Yang menjadi perenungan kita pada hari ini, adalah untuk menyadari, bukan jadi orang yang tidak tahu; menjadi orang yang menyadari bahwa Tuhan bisa bekerja dengan cara seperti ini dalam hidupmu, dan hidup Gereja. Ketika saatnya tiba Saudara mengalami konflik dengan dunia, ketika suatu hari engkau bentrok dengan dunia, ketika suatu hari engkau dibuang oleh dunia sehingga hidupmu yang tadinya penuh perdamaian dengan dunia lalu berubah berangsur-angsur jadi perang terbuka yang memakan korban, Saudara perlu sadar bahwa itu bisa jadi adalah bentuk dari belas kasihan Tuhan bagi umat Tuhan. Itu yang kita perlu sadari. Atau kita mau jadi seperti Simson, yang pikir kita tahu hal-hal yang orang lain tidak tahu, tapi ujungnya terbongkar bahwa sebenarnya kita ada ketidaktahuan/ketidaksadaran yang besar itu. Sadarilah hal ini, Tuhan yang berbelaskasihan tidak akan membiarkan dunia bertahan dalam relasi pacaran dengan umat-Nya berlama-lama. Tuhan yang berbelaskasihan, bisa memakai cara mendatangkan konflik antara dunia dengan umat-Nya, supaya dengan demikian Dia akan memaksa umat-Nya mengenali bahwa mereka bukan dari dunia ini, bahwa kita punya Juruselamat dan Raja yang lain. Dan, supaya kita pada akhirnya boleh berteriak minta tolong kepada-Nya untuk menyelamatkan kita dan memerintah atas kita.

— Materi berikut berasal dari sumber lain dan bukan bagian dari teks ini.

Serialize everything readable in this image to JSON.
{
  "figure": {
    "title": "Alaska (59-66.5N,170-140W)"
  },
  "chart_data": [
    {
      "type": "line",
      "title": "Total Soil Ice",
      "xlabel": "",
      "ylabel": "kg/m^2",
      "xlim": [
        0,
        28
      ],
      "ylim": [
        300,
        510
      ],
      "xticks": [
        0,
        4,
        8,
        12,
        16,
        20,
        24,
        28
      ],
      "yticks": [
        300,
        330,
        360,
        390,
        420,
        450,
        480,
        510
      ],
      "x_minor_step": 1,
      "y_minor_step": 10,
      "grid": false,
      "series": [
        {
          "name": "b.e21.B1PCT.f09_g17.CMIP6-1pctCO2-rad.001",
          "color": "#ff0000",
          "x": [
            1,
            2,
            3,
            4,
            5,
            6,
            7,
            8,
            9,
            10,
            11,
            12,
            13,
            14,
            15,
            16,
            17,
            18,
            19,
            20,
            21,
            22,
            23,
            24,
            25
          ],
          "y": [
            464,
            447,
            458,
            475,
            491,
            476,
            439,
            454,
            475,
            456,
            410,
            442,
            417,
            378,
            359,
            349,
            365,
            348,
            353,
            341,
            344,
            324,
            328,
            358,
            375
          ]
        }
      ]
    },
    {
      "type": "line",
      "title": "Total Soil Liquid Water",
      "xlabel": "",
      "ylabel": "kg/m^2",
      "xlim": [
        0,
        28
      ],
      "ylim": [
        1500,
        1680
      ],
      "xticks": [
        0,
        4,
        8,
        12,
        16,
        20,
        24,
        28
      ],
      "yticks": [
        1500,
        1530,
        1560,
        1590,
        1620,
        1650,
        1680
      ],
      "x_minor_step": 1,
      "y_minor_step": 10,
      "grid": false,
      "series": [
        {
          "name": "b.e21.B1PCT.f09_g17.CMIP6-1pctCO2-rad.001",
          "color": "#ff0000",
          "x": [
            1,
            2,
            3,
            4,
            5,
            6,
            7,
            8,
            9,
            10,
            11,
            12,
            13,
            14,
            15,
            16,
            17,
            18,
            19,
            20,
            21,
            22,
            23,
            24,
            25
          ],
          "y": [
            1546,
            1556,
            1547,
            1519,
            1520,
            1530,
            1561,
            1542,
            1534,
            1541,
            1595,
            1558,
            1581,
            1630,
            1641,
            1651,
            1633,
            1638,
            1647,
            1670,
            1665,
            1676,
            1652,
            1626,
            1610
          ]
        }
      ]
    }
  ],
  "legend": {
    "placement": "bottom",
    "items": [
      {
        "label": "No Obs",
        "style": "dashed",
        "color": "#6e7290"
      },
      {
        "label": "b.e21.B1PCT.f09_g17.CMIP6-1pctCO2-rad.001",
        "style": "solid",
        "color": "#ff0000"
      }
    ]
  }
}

Sekali lagi, ini mungkin bukanlah metode Tuhan yang pertama –kisah ini hakim yang ke-12, koq— tapi ini termasuk bagian dari cara Tuhan bekerja dalam hidup kita. Apakah kita bisa melihat itu? Atau kita hanya bisa, dan mau, melihat Tuhan bekerja melalui cara-cara yang kita anggap baik menurut pandangan mata kita?